Hay una situación difícil que salvar para quien narra hechos históricos desde la ficción literaria. Los venezolanos conocen su historia. Aunque, claro, ese conocimiento es asimétrico. Hay gente que la conoce muy bien, en profundidad y detalle, otra que solo conoce lo grueso, los titulares, y algunos que muy poco saben de ella. Eso obliga a informarles a todos el marco en el que se desarrolla la historia de una manera atractiva, de una manera distinta a como se haría en una novela de actualidad. Eso solo es posible si el escritor del relato se apodera de aquellos espacios, huecos de la historia de los que nada se sabe. Por ejemplo, el viaje a lomo de caballo de Luisa Cáceres y Juan Bautista Arismendi, entre Porlamar y La Asunción, como aparece en El pacificador.

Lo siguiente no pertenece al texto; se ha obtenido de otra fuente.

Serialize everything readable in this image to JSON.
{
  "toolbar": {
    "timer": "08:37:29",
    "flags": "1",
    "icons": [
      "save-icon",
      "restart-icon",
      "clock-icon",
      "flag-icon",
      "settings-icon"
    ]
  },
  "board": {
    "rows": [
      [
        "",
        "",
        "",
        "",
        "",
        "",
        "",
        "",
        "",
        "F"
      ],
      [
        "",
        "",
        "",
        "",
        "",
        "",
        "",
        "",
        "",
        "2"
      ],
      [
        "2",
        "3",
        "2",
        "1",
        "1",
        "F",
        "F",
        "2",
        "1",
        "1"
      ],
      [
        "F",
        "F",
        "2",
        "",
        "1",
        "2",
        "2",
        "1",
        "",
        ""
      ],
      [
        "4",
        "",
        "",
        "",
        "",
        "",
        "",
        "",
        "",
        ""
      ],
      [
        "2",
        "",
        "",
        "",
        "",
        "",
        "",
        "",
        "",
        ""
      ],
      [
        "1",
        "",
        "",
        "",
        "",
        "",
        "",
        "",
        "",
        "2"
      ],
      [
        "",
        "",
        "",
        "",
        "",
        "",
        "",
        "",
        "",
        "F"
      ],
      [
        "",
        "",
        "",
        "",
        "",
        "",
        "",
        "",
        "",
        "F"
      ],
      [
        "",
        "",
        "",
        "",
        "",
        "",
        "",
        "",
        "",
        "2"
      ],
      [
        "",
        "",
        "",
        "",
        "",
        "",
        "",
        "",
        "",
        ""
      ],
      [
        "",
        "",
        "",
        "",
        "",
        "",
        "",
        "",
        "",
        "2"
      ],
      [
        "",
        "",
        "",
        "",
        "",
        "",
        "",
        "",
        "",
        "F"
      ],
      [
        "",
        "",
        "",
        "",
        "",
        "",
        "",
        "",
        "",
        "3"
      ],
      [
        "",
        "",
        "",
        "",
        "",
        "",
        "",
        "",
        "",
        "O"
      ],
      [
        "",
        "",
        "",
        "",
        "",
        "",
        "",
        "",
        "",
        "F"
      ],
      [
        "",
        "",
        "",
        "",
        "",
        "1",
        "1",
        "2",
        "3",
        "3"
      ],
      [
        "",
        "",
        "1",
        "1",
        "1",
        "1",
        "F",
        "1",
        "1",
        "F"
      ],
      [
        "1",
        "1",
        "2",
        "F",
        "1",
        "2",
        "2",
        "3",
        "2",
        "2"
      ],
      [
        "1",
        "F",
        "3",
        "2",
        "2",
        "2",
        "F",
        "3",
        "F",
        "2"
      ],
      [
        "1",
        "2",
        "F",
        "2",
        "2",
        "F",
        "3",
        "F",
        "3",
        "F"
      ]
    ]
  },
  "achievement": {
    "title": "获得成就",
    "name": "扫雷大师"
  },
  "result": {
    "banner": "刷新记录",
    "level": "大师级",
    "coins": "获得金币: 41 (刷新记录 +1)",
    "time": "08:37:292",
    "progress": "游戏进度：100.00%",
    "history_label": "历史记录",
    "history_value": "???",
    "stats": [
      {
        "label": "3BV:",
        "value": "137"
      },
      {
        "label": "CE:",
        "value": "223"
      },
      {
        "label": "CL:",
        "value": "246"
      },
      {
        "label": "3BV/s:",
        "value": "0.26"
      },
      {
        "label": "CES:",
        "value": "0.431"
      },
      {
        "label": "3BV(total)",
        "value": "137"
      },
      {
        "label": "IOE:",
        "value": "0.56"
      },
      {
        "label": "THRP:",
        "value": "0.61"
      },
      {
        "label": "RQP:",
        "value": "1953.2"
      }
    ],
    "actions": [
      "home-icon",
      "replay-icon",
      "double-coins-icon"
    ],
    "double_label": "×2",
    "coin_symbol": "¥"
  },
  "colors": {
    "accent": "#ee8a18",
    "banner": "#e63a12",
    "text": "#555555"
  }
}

Por eso es necesario investigar las fuentes para encontrar esos intersticios existentes entre los hechos históricos comprobados, por donde puede colarse el cuento que se narra. En esta novela hay un ejemplo perfecto. Daniel O’Leary, actor y testigo de primera mano, narró en sus memorias el encuentro de Bolívar y Morillo en Santa Ana, Trujillo. Recogió la atmósfera de la reunión, la calidez con la que los otrora enemigos mortales se trataron y el hecho de que esa noche durmieron bajo el mismo techo. Él mismo especifica que lo que los dos jefes hablaron no se podía escuchar con nitidez desde donde ellos estaban. Aunque sí era posible distinguir el tono cordial de la conversación y el hecho que de vez en cuando se escuchaban sus carcajadas.
Eso lo saben los historiadores, pero hasta allí pueden llegar, ese es su límite. El narrador de ficción tiene en cambio la licencia de meterse en el salón en el que estaban los dos jefes y poner en boca de ellos palabras que resulten lógicas y verosímiles, que pudieron haber dicho o no, pero que nadie puede negar ni corroborar. Por eso, en El pacificador nuestros dos personajes terminan hablando de mujeres, que es un tema del que los hombres casi siempre hablamos.
Quiero pedirle que me hable de Miranda, ese Miranda culto, brillante y cosmopolita, que termina su vida encerrado en una prisión militar en Cádiz. Hay en él una trayectoria azarosa y rutilante, que termina de modo opaco y trágico. ¿Le atrae, le interesa Miranda?
Como cualquier venezolano, no pude ser indiferente ante Francisco de Miranda. Mi idea era usar su diálogo con Morillo como parte de la narración que informa al lector, en particular si no es venezolano, del marco en el que se desarrolla la historia. Solo que lo suyo, como ya expliqué, tomó vuelo y su presencia a lo largo de la novela se hace constante. Miranda era, como usted ha dicho, culto, brillante y cosmopolita; la combinación perfecta para ser rechazado por este país hecho con hacha y machete, que sigue deponiendo a los Vargas para quedarse con los Carujos.
*El pacificador. Francisco Suniaga. Editorial Alfa. España, 2024.
*Hamartia: palabra que sintetiza la idea de error trágico.